[feat]: add EPIG implementation in active heuristics

baal-org · Jul 19, 2023 · 73259ca · 73259ca
1 parent b96d09b
commit 73259ca
Showing 1 changed file with 67 additions and 0 deletions.
diff --git a/baal/active/heuristics/heuristics.py b/baal/active/heuristics/heuristics.py
@@ -725,3 +725,70 @@ def reorder_indices(self, scores_list):
             ranks = ranks[::-1]
         ranks = _shuffle_subset(ranks, self.shuffle_prop)
         return ranks
+
+class EPIG(AbstractHeuristic):
+    """
+    Implementation of Expected Predicted Information Gain
+    https://arxiv.org/abs/2304.08151
+
+
+    References:
+    Code from https://github.com/fbickfordsmith/epig
+
+
+    """
+
+    def __init__(self, shuffle_prop=DEPRECATED, reverse=False, reduction="none"):
+        super().__init__(shuffle_prop=shuffle_prop, reverse=True, reduction=reduction)
+
+    def _conditional_epig_from_probs(self, predictions, targets):
+        # converting to Tensor
+        probs_pool = torch.Tensor(predictions)

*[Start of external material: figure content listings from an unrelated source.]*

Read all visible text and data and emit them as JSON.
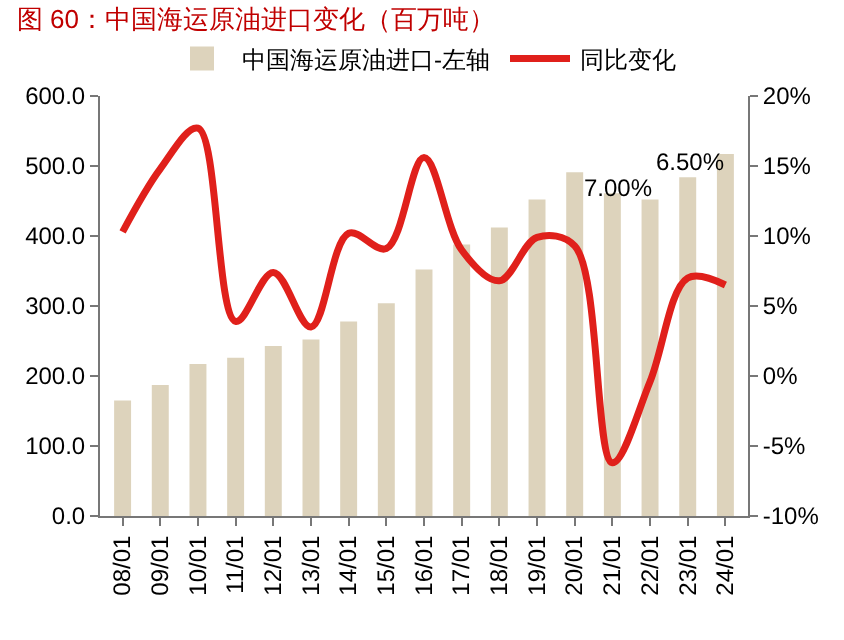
{
  "chart_data": {
    "type": "bar",
    "title": "图 60：中国海运原油进口变化（百万吨）",
    "categories": [
      "08/01",
      "09/01",
      "10/01",
      "11/01",
      "12/01",
      "13/01",
      "14/01",
      "15/01",
      "16/01",
      "17/01",
      "18/01",
      "19/01",
      "20/01",
      "21/01",
      "22/01",
      "23/01",
      "24/01"
    ],
    "series": [
      {
        "name": "中国海运原油进口-左轴",
        "color": "#ddd3bc",
        "values": [
          165,
          187,
          217,
          226,
          243,
          252,
          278,
          304,
          352,
          388,
          412,
          452,
          491,
          461,
          452,
          484,
          517
        ]
      },
      {
        "name": "同比变化",
        "type": "line",
        "axis": "y2",
        "color": "#e0201b",
        "values": [
          10.3,
          14.8,
          17.7,
          3.9,
          7.4,
          3.5,
          10.2,
          9.1,
          15.6,
          9.0,
          6.8,
          9.9,
          9.3,
          -6.2,
          -0.4,
          7.0,
          6.5
        ]
      }
    ],
    "ylim": [
      0,
      600
    ],
    "yticks": [
      {
        "value": 0,
        "label": "0.0"
      },
      {
        "value": 100,
        "label": "100.0"
      },
      {
        "value": 200,
        "label": "200.0"
      },
      {
        "value": 300,
        "label": "300.0"
      },
      {
        "value": 400,
        "label": "400.0"
      },
      {
        "value": 500,
        "label": "500.0"
      },
      {
        "value": 600,
        "label": "600.0"
      }
    ],
    "y2lim": [
      -10,
      20
    ],
    "y2ticks": [
      {
        "value": -10,
        "label": "-10%"
      },
      {
        "value": -5,
        "label": "-5%"
      },
      {
        "value": 0,
        "label": "0%"
      },
      {
        "value": 5,
        "label": "5%"
      },
      {
        "value": 10,
        "label": "10%"
      },
      {
        "value": 15,
        "label": "15%"
      },
      {
        "value": 20,
        "label": "20%"
      }
    ],
    "annotations": [
      "7.00%",
      "6.50%"
    ],
    "grid": false,
    "legend": "top",
    "marker": "none",
    "line_style": "solid"
  }
}
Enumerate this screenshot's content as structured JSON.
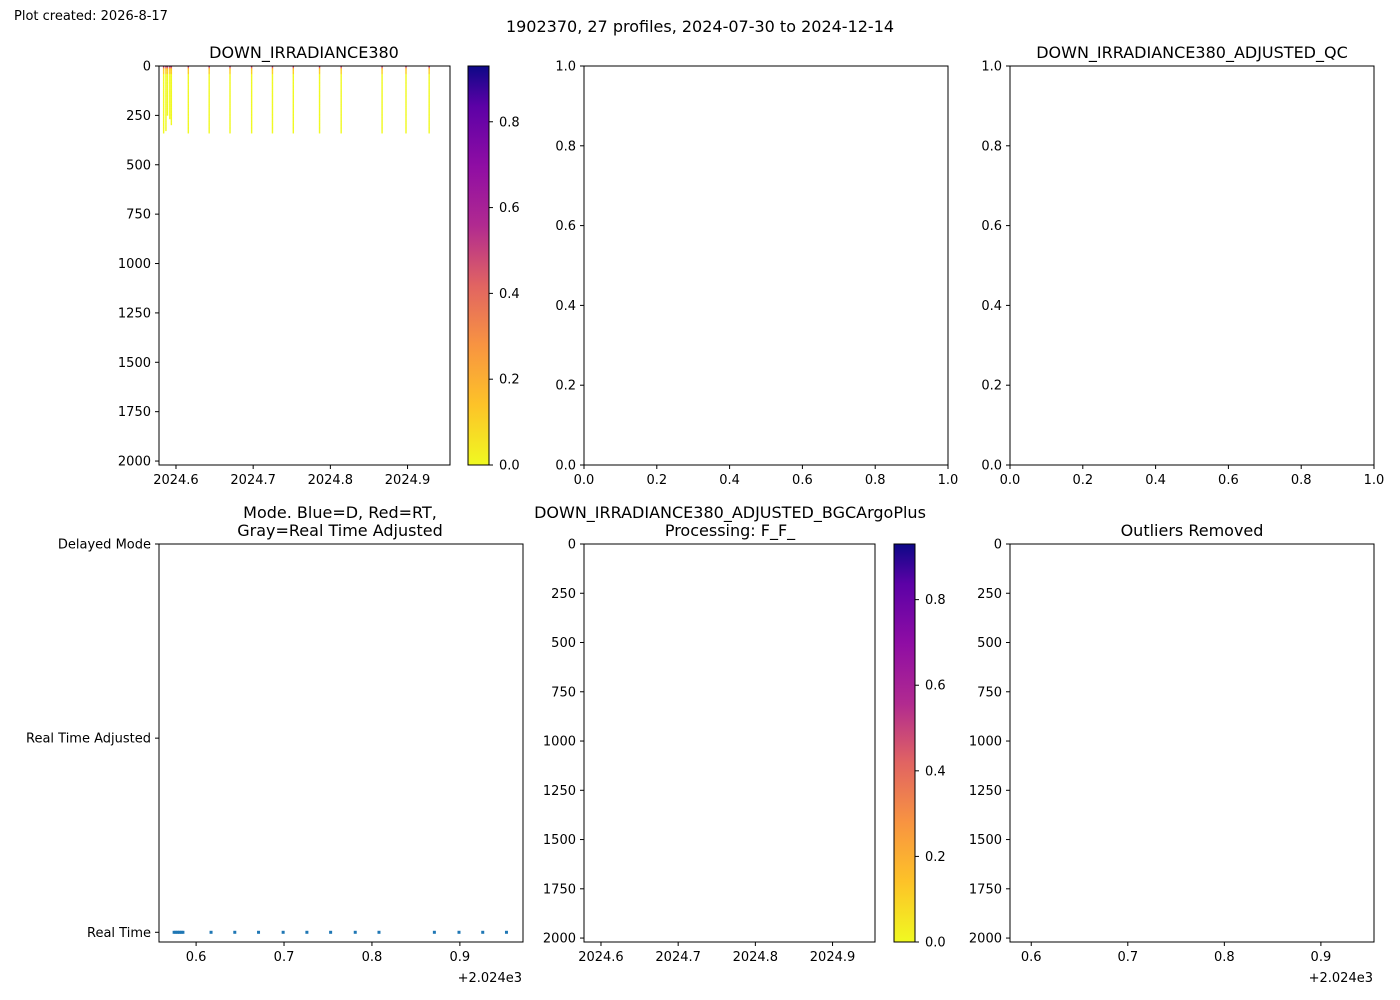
{
  "created_label": "Plot created: 2026-8-17",
  "suptitle": "1902370, 27 profiles, 2024-07-30 to 2024-12-14",
  "colors": {
    "mode_marker": "#1f77b4",
    "axis": "#000000"
  },
  "chart_data": [
    {
      "id": "p1",
      "type": "scatter",
      "title": "DOWN_IRRADIANCE380",
      "xlim": [
        2024.578,
        2024.955
      ],
      "ylim": [
        2020,
        0
      ],
      "xticks": [
        2024.6,
        2024.7,
        2024.8,
        2024.9
      ],
      "xticklabels": [
        "2024.6",
        "2024.7",
        "2024.8",
        "2024.9"
      ],
      "yticks": [
        0,
        250,
        500,
        750,
        1000,
        1250,
        1500,
        1750,
        2000
      ],
      "yticklabels": [
        "0",
        "250",
        "500",
        "750",
        "1000",
        "1250",
        "1500",
        "1750",
        "2000"
      ],
      "colormap": "plasma_r",
      "cbar_range": [
        0,
        0.93
      ],
      "cbar_ticks": [
        0.0,
        0.2,
        0.4,
        0.6,
        0.8
      ],
      "cbar_ticklabels": [
        "0.0",
        "0.2",
        "0.4",
        "0.6",
        "0.8"
      ],
      "profiles": [
        {
          "x": 2024.584,
          "zmax": 340
        },
        {
          "x": 2024.587,
          "zmax": 330
        },
        {
          "x": 2024.589,
          "zmax": 250
        },
        {
          "x": 2024.592,
          "zmax": 270
        },
        {
          "x": 2024.594,
          "zmax": 300
        },
        {
          "x": 2024.616,
          "zmax": 340
        },
        {
          "x": 2024.643,
          "zmax": 340
        },
        {
          "x": 2024.67,
          "zmax": 340
        },
        {
          "x": 2024.698,
          "zmax": 340
        },
        {
          "x": 2024.725,
          "zmax": 340
        },
        {
          "x": 2024.752,
          "zmax": 340
        },
        {
          "x": 2024.786,
          "zmax": 340
        },
        {
          "x": 2024.814,
          "zmax": 340
        },
        {
          "x": 2024.867,
          "zmax": 340
        },
        {
          "x": 2024.898,
          "zmax": 340
        },
        {
          "x": 2024.928,
          "zmax": 340
        }
      ]
    },
    {
      "id": "p2",
      "type": "scatter",
      "title": "",
      "xlim": [
        0,
        1
      ],
      "ylim": [
        0,
        1
      ],
      "xticks": [
        0,
        0.2,
        0.4,
        0.6,
        0.8,
        1.0
      ],
      "xticklabels": [
        "0.0",
        "0.2",
        "0.4",
        "0.6",
        "0.8",
        "1.0"
      ],
      "yticks": [
        0,
        0.2,
        0.4,
        0.6,
        0.8,
        1.0
      ],
      "yticklabels": [
        "0.0",
        "0.2",
        "0.4",
        "0.6",
        "0.8",
        "1.0"
      ]
    },
    {
      "id": "p3",
      "type": "scatter",
      "title": "DOWN_IRRADIANCE380_ADJUSTED_QC",
      "xlim": [
        0,
        1
      ],
      "ylim": [
        0,
        1
      ],
      "xticks": [
        0,
        0.2,
        0.4,
        0.6,
        0.8,
        1.0
      ],
      "xticklabels": [
        "0.0",
        "0.2",
        "0.4",
        "0.6",
        "0.8",
        "1.0"
      ],
      "yticks": [
        0,
        0.2,
        0.4,
        0.6,
        0.8,
        1.0
      ],
      "yticklabels": [
        "0.0",
        "0.2",
        "0.4",
        "0.6",
        "0.8",
        "1.0"
      ]
    },
    {
      "id": "p4",
      "type": "scatter",
      "title": [
        "Mode. Blue=D, Red=RT,",
        "Gray=Real Time Adjusted"
      ],
      "xlim": [
        0.5578,
        0.9718
      ],
      "ylim": [
        -0.05,
        2.0
      ],
      "xticks": [
        0.6,
        0.7,
        0.8,
        0.9
      ],
      "xticklabels": [
        "0.6",
        "0.7",
        "0.8",
        "0.9"
      ],
      "offset_label": "+2.024e3",
      "yticks": [
        0,
        1,
        2
      ],
      "yticklabels": [
        "Real Time",
        "Real Time Adjusted",
        "Delayed Mode"
      ],
      "points_x": [
        0.575,
        0.577,
        0.579,
        0.581,
        0.583,
        0.585,
        0.617,
        0.644,
        0.671,
        0.699,
        0.726,
        0.753,
        0.781,
        0.808,
        0.871,
        0.899,
        0.926,
        0.953
      ],
      "points_y": [
        0,
        0,
        0,
        0,
        0,
        0,
        0,
        0,
        0,
        0,
        0,
        0,
        0,
        0,
        0,
        0,
        0,
        0
      ]
    },
    {
      "id": "p5",
      "type": "scatter",
      "title": [
        "DOWN_IRRADIANCE380_ADJUSTED_BGCArgoPlus",
        "Processing: F_F_"
      ],
      "xlim": [
        2024.578,
        2024.955
      ],
      "ylim": [
        2020,
        0
      ],
      "xticks": [
        2024.6,
        2024.7,
        2024.8,
        2024.9
      ],
      "xticklabels": [
        "2024.6",
        "2024.7",
        "2024.8",
        "2024.9"
      ],
      "yticks": [
        0,
        250,
        500,
        750,
        1000,
        1250,
        1500,
        1750,
        2000
      ],
      "yticklabels": [
        "0",
        "250",
        "500",
        "750",
        "1000",
        "1250",
        "1500",
        "1750",
        "2000"
      ],
      "colormap": "plasma_r",
      "cbar_range": [
        0,
        0.93
      ],
      "cbar_ticks": [
        0.0,
        0.2,
        0.4,
        0.6,
        0.8
      ],
      "cbar_ticklabels": [
        "0.0",
        "0.2",
        "0.4",
        "0.6",
        "0.8"
      ]
    },
    {
      "id": "p6",
      "type": "scatter",
      "title": "Outliers Removed",
      "xlim": [
        0.578,
        0.955
      ],
      "ylim": [
        2020,
        0
      ],
      "xticks": [
        0.6,
        0.7,
        0.8,
        0.9
      ],
      "xticklabels": [
        "0.6",
        "0.7",
        "0.8",
        "0.9"
      ],
      "offset_label": "+2.024e3",
      "yticks": [
        0,
        250,
        500,
        750,
        1000,
        1250,
        1500,
        1750,
        2000
      ],
      "yticklabels": [
        "0",
        "250",
        "500",
        "750",
        "1000",
        "1250",
        "1500",
        "1750",
        "2000"
      ]
    }
  ]
}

+        probs_target = torch.Tensor(targets)
+        # Estimate the joint predictive distribution.
+        probs_pool = probs_pool.permute(1, 0, 2)  # [K, N_p, Cl]
+        probs_targ = probs_targ.permute(1, 0, 2)  # [K, N_t, Cl]
+        probs_pool = probs_pool[:, :, None, :, None]  # [K, N_p, 1, Cl, 1]
+        probs_targ = probs_targ[:, None, :, None, :]  # [K, 1, N_t, 1, Cl]
+        probs_pool_targ_joint = probs_pool * probs_targ  # [K, N_p, N_t, Cl, Cl]
+        probs_pool_targ_joint = torch.mean(probs_pool_targ_joint, dim=0)  # [N_p, N_t, Cl, Cl]
+
+        # Estimate the marginal predictive distributions.
+        probs_pool = torch.mean(probs_pool, dim=0)  # [N_p, 1, Cl, 1]
+        probs_targ = torch.mean(probs_targ, dim=0)  # [1, N_t, 1, Cl]
+
+        # Estimate the product of the marginal predictive distributions.
+        probs_pool_targ_indep = probs_pool * probs_targ  # [N_p, N_t, Cl, Cl]
+
+        # Estimate the conditional expected predictive information gain for each pair of examples.
+        # This is the KL divergence between probs_pool_targ_joint and probs_pool_targ_joint_indep.
+        nonzero_joint = probs_pool_targ_joint > 0  # [N_p, N_t, Cl, Cl]
+        log_term = torch.clone(probs_pool_targ_joint)  # [N_p, N_t, Cl, Cl]
+        log_term[nonzero_joint] = torch.log(
+            probs_pool_targ_joint[nonzero_joint]
+        )  # [N_p, N_t, Cl, Cl]
+        log_term[nonzero_joint] -= torch.log(
+            probs_pool_targ_indep[nonzero_joint]
+        )  # [N_p, N_t, Cl, Cl]
+        scores = torch.sum(probs_pool_targ_joint * log_term, dim=(-2, -1))  # [N_p, N_t]
+        return scores  # [N_p, N_t]
+
+    def compute_score(self, predictions, targets):
+        """
+        Compute the score according to the heuristic.
+
+
+        Args:
+        predictions (ndarray): Array of predictions
+        targets (ndarray): Array of targets
+
+
+        Returns:
+        Array of scores.
+        """
+        assert predictions.ndim >= 3
+        assert targets.ndim == predictions.ndim
+
+        scores = self._conditional_epig_from_probs(predictions, targets)  # [N_p, N_t]
+        epig_scores = torch.mean(scores, dim=-1)  # [N_p,]
+        return np.array(epig_scores)